I have encountered some very strange requirements related to the fire code. This has been most 'alarming' related to a garage wall detail. The garage wall, particularly the one that faces the neighbours garage, in this case about 10 ft separated across the property line, is somehow now considered to be such a fire hazard that extreme measures are required to build it.
The City has requested a completely non combustible design. This means the wall itself cannot be wood, and it has to be wrapped in many layers of fire resistant material below the siding. Each added layer of fire protection is not only costly, it is getting very hard to do. I have shown here a clip of the wall detail we are proposing on this garage.
The implications of this garage wall detail is really dismal for actually building the garage. Around a man door, the jamb is left with such bizarre dimension, something like 8 inches thick. Garage door jambs are not designed to be 8 inch thick compatible, especially not the fire rated doors that are required. Generally a garage door jamb is preferred to be made for 4 or 6 inch wood framing. It remains to be seen what this will actually look like once built. I am hypothesizing it will look like garbage, or may not even be possible to install a 6 inch jamb on an 8 inch wall. No doubt some crazy farmer fix will be needed to make this work.
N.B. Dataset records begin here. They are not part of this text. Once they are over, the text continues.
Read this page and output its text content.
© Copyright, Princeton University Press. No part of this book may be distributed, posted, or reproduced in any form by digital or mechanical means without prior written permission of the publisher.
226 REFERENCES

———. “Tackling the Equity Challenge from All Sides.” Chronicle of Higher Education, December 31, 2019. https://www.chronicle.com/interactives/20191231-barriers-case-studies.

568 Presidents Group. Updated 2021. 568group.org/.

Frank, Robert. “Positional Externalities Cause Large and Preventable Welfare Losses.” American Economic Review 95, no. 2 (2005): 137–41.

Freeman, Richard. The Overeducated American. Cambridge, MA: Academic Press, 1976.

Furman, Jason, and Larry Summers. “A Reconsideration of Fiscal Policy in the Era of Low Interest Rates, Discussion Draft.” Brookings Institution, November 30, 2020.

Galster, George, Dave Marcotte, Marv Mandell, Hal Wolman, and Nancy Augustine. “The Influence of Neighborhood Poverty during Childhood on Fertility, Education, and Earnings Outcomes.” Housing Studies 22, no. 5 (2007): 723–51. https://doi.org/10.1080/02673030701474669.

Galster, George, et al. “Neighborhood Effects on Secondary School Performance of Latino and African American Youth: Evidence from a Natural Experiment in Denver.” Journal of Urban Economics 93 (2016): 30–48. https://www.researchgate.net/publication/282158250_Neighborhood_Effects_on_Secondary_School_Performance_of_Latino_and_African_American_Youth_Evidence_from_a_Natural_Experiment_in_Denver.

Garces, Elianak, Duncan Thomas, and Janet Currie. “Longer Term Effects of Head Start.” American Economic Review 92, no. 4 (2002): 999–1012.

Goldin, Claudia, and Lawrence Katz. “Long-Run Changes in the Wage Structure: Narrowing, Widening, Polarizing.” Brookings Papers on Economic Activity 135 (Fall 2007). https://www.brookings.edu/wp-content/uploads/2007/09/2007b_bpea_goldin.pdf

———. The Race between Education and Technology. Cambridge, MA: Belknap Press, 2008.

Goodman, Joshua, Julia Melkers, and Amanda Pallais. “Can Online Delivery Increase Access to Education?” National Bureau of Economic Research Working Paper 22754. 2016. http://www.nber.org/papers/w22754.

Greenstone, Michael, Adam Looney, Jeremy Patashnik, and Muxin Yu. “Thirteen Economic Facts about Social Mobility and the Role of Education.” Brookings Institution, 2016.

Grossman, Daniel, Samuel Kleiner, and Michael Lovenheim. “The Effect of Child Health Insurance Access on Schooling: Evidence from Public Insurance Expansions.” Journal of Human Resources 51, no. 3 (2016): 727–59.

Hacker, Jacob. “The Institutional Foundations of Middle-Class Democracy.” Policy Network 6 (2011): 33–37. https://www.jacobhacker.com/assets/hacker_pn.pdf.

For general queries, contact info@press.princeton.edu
I also wonder who had this great idea to impose these conditions on a garage. The idea must be that the garage can completely burn to the ground but the metal walls will remain standing after the roof has collapsed. I'd guess that by the time the garage is consumed in flame the fire truck will have arrived to put it out. I wonder if the next code change will require fences to be made of metal so that they can't catch fire and burn down your neighbours noncombustible garage.
This wall features 4 layers of type X style gypsum board inside and outside the wall.